To detect and correct IR drop problems, the designer predicts the peak value of the voltage drop or predicts the average value and infers peak value from that dc analysis. Using the average cell currents is simpler, plus it's required for electromigration analysis. Therefore, many designers perform dc analysis, then multiply by a factor that incorporates the peak-to-average ratio. Since redesigning the chip to use less power is often impractical, the main way to solve an IR drop problem is to make sure the power supply wires are big enough, but not oversized.
Power analysis in a holistic design flow is done early and often, starting in the planning stage when the symbolic power grid is created. After a quick power and static rail analysis, the power grid is converted from a symbolic to a design-rule-correct one. The power consumption is derived from timing models, stimulus (vectors), voltage, capacitive load and parasitics. The rail analysis is based on static parasitics such as power grid resistance and dynamic parasitics, plus power grid resistance and capacitance, bonding wire parasitics and IBIS package models. As with IR drop, the normal solution for electromigration is to make the wires and vias big enough, which becomes a drastic fix if left until later in the design flow.
Some signal- and design-integrity problems are impossible to find and fix from placement only, so the designer should use a router that detects and fixes problems during global and detailed route. These fixes must include making wires wider, providing multiple vias and creating shielded routes.
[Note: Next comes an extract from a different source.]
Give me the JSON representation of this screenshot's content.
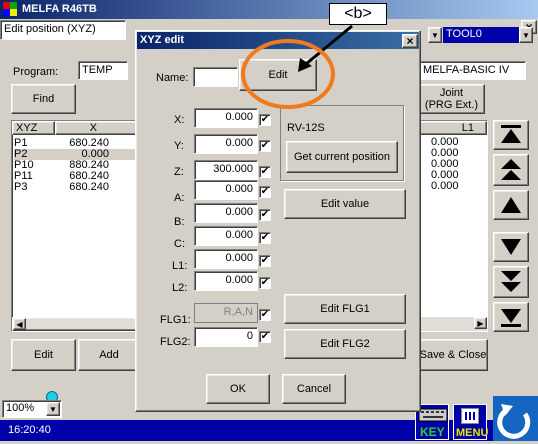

In addition, the router must be usable in the Engineering Change Order (ECO) mode after detailed routing, extraction and analysis.
Crosstalk-induced timing shifts cannot be eliminated by any practical technique short of shielding all nets, which doubles the routing resource requirements. However, increasing timing margins to account for the extra delay can control the problem. This approach has been used for many years in the guise of multiplying the cross-coupling capacitances by a constant greater than one to account for the Miller effect. However, instead of this global overestimate, a more detailed analysis can correctly account for the timing shift on each net, resulting in a less pessimistic timing analysis. If the timing shift for a given net is excessive, it can be minimized by employing post-routing optimization techniques, such as using extra spacing for nets, and can be virtually eliminated by using shielding. Since both those solutions are costly in terms of routing resources, they are used only for critical nets such as clocks.
In an integrated holistic design flow, accurate RCs and cross-coupling capacitances are extracted after routing. Next, a timing analyzer generates timing windows to identify nets that can switch at the same time. The timing analyzer then combines the cross-coupled parasitics and the timing windows to compute the incremental delay shift for each qualified affected net. After this analysis is complete, the nets with timing violations due to new, incremental delay shifts are prepared for fixes. The router should fix the problems by buffer insertion, extra spacing or shielded routing.
Any post-routing correction must be done very carefully or it may cause more problems than it fixes. The newest place and route tools support post-route buffer insertion and other fixes while minimizing impact on other nets. Without these features, attempts to fix signal-integrity problems during routing can cause additional problems with timing or signal integrity.
The ideal solution to the detection and prevention of signal integrity and design integrity should be integrated, holistic and flow-based so problems may be identified and fixed as they occur during design.